Мы с Павлушкой степенно этак в дом идем — поздравлять молодых. Входим. Свадьба сидит мертвая, невеста хнычет. Павлушка весело поздравляет. Извините, мол, что экипаж некрасивый.

Я публично объясняю гостям: дескать, оскорбили нашу рабочую честь. Если вы трудящие люди, то вполне нам посочувствуете. Ну и думал на этом распрощаться. Люди мы приличные, сроду никого не обижали. Живите, мол, богато и красиво.

Тут, однако, встают из-за стола два гражданина, идут к нам. Не дали они мне докончить. «Все ясно. Нас правильно предупредили (это, значит, бухгалтер с папашей донесли). Пройдемте, граждане, отсюда. Будете отвечать за покушение на знатных людей. Вражеский террор не допустим». — «С удовольствием, — отвечает Павлушка, — я теперь за подлую измену отомщенный».
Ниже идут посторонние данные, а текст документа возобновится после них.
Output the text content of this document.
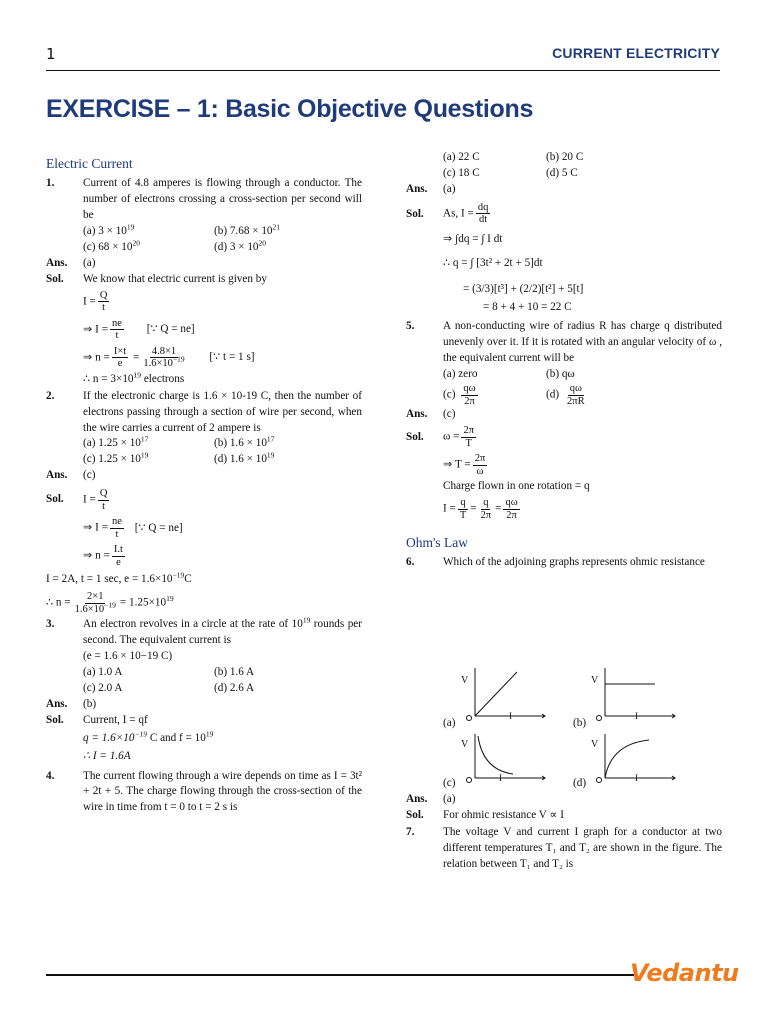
1	CURRENT ELECTRICITY
EXERCISE – 1: Basic Objective Questions
Electric Current
1.	Current of 4.8 amperes is flowing through a conductor. The number of electrons crossing a cross-section per second will be
(a) $3 \times 10^{19}$	(b) $7.68 \times 10^{21}$
(c) $68 \times 10^{20}$	(d) $3 \times 10^{20}$
Ans.	(a)
Sol.	We know that electric current is given by
$I = \frac{Q}{t}$
⇒ $I = \frac{ne}{t}$ [∵ Q = ne]
⇒ $n = \frac{I\times t}{e} = \frac{4.8\times 1}{1.6\times 10^{-19}}$ [∵ t = 1 s]
∴ $n = 3\times 10^{19}$ electrons
2.	If the electronic charge is 1.6 × 10-19 C, then the number of electrons passing through a section of wire per second, when the wire carries a current of 2 ampere is
(a) $1.25 \times 10^{17}$	(b) $1.6 \times 10^{17}$
(c) $1.25 \times 10^{19}$	(d) $1.6 \times 10^{19}$
Ans.	(c)
Sol.	$I = \frac{Q}{t}$
⇒ $I = \frac{ne}{t}$ [∵ Q = ne]
⇒ $n = \frac{I.t}{e}$
I = 2A, t = 1 sec, $e = 1.6\times 10^{-19}C$
∴ $n = \frac{2\times 1}{1.6\times 10^{-19}} = 1.25\times 10^{19}$
3.	An electron revolves in a circle at the rate of $10^{19}$ rounds per second. The equivalent current is
(e = 1.6 × 10−19 C)
(a) 1.0 A	(b) 1.6 A
(c) 2.0 A	(d) 2.6 A
Ans.	(b)
Sol.	Current, I = qf
$q = 1.6\times 10^{-19}$ C and $f = 10^{19}$
∴ I = 1.6A
4.	The current flowing through a wire depends on time as I = 3t² + 2t + 5. The charge flowing through the cross-section of the wire in time from t = 0 to t = 2 s is
(a) 22 C	(b) 20 C
(c) 18 C	(d) 5 C
Ans.	(a)
Sol.	As, $I = \frac{dq}{dt}$
⇒ ∫dq = ∫ I dt
∴ q = ∫ [3t² + 2t + 5]dt
= (3/3)[t³] + (2/2)[t²] + 5[t]
= 8 + 4 + 10 = 22 C
5.	A non-conducting wire of radius R has charge q distributed unevenly over it. If it is rotated with an angular velocity of ω , the equivalent current will be
(a) zero	(b) qω
$(c) \frac{q\omega}{2\pi}$	$(d) \frac{q\omega}{2\pi R}$
Ans.	(c)
Sol.	$\omega = \frac{2\pi}{T}$
⇒ $T = \frac{2\pi}{\omega}$
Charge flown in one rotation = q
$I = \frac{q}{T} = \frac{q}{2\pi} = \frac{q\omega}{2\pi}$
Ohm's Law
6.	Which of the adjoining graphs represents ohmic resistance
(a)
V
I
(b)
V
I
(c)
V
I	(d)
V
I
Ans.	(a)
Sol.	For ohmic resistance V ∝ I
7.	The voltage V and current I graph for a conductor at two different temperatures T₁ and T₂ are shown in the figure. The relation between T₁ and T₂ is
Vedantu
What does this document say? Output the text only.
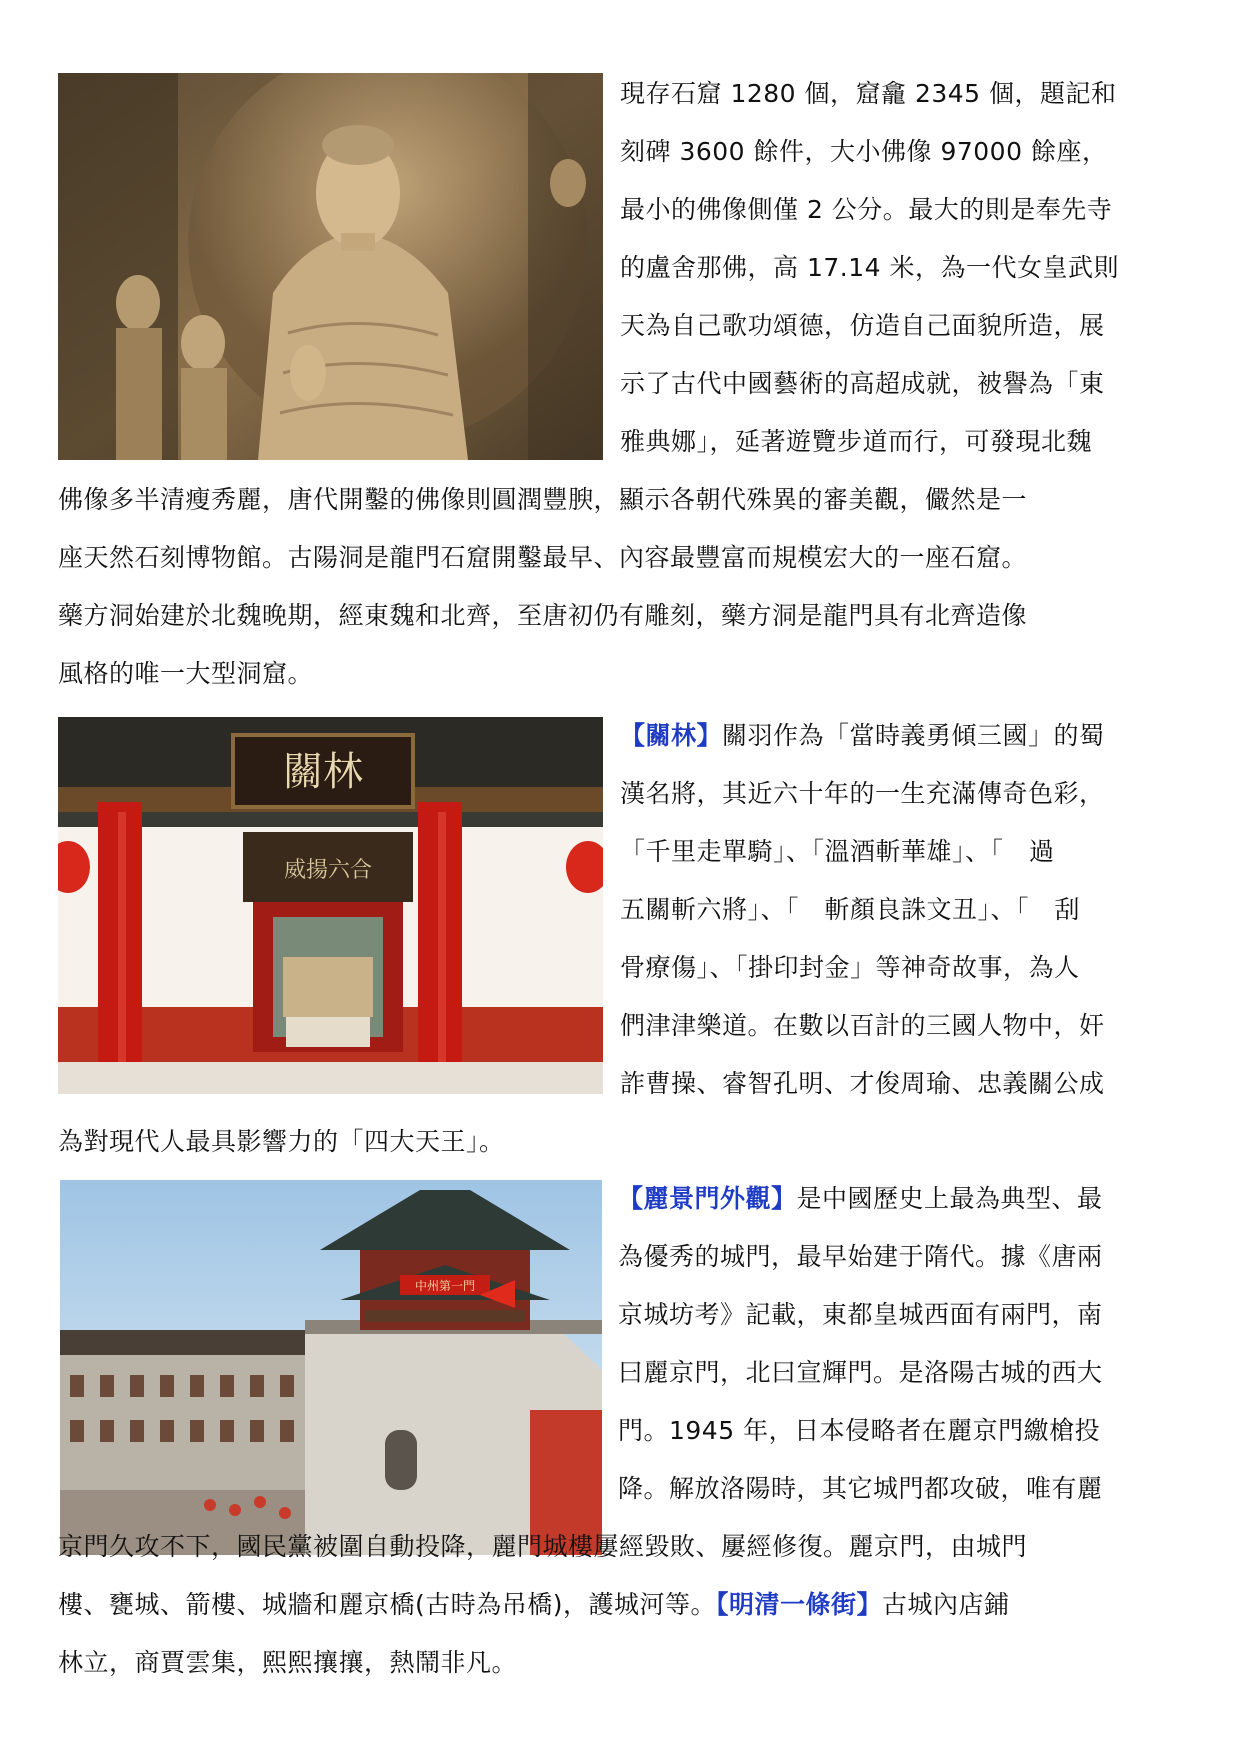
現存石窟 1280 個，窟龕 2345 個，題記和
刻碑 3600 餘件，大小佛像 97000 餘座，
最小的佛像側僅 2 公分。最大的則是奉先寺
的盧舍那佛，高 17.14 米，為一代女皇武則
天為自己歌功頌德，仿造自己面貌所造，展
示了古代中國藝術的高超成就，被譽為「東
雅典娜」，延著遊覽步道而行，可發現北魏
佛像多半清瘦秀麗，唐代開鑿的佛像則圓潤豐腴，顯示各朝代殊異的審美觀，儼然是一
座天然石刻博物館。古陽洞是龍門石窟開鑿最早、內容最豐富而規模宏大的一座石窟。
藥方洞始建於北魏晚期，經東魏和北齊，至唐初仍有雕刻，藥方洞是龍門具有北齊造像
風格的唯一大型洞窟。
關林
威揚六合
【關林】關羽作為「當時義勇傾三國」的蜀
漢名將，其近六十年的一生充滿傳奇色彩，
「千里走單騎」、「溫酒斬華雄」、「　過
五關斬六將」、「　斬顏良誅文丑」、「　刮
骨療傷」、「掛印封金」等神奇故事，為人
們津津樂道。在數以百計的三國人物中，奸
詐曹操、睿智孔明、才俊周瑜、忠義關公成
為對現代人最具影響力的「四大天王」。
中州第一門
【麗景門外觀】是中國歷史上最為典型、最
為優秀的城門，最早始建于隋代。據《唐兩
京城坊考》記載，東都皇城西面有兩門，南
曰麗京門，北曰宣輝門。是洛陽古城的西大
門。1945 年，日本侵略者在麗京門繳槍投
降。解放洛陽時，其它城門都攻破，唯有麗
京門久攻不下，國民黨被圍自動投降，麗門城樓屢經毀敗、屢經修復。麗京門，由城門
樓、甕城、箭樓、城牆和麗京橋(古時為吊橋)，護城河等。【明清一條街】古城內店鋪
林立，商賈雲集，熙熙攘攘，熱鬧非凡。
На допросах я крепко ругал и теорию свою доказывал как мог. Несколько раз вызывали, и я на фактах разъяснял пакости дворян. Напоследок вызвали и сказали: «Старик ты вредный, и теория твоя несоветская. Вообще язык у тебя плохо болтается и всего можно от тебя ожидать. Получай пятерку, а сыну хватит двух годов, посколь инициатива целиком от тебя исходит».

Вот какие делишки.

…Вагон грохотал. Вагон так грохотал, что впору было опасаться, как бы не соскочил с рельсов. От всей компании не отставал и Мякишев. Хохотал зычно, по-дьяконовски, оглаживая бороду и оглядывая всех искрящимися глазами.

В ПОИСКАХ ВРАГА

Мне казались смешными догадки соседей о моих врагах, я отмахивался от наводящих вопросов, но не очень-то мне удавалось от них отмахнуться. В самом деле, откуда НКВД узнало обо мне, рабочем пареньке с химзавода, студенте вечернего института? Кто-то оклеветал меня. Кто? Долгими часами днем и ночью с пристрастием допрашивал я себя.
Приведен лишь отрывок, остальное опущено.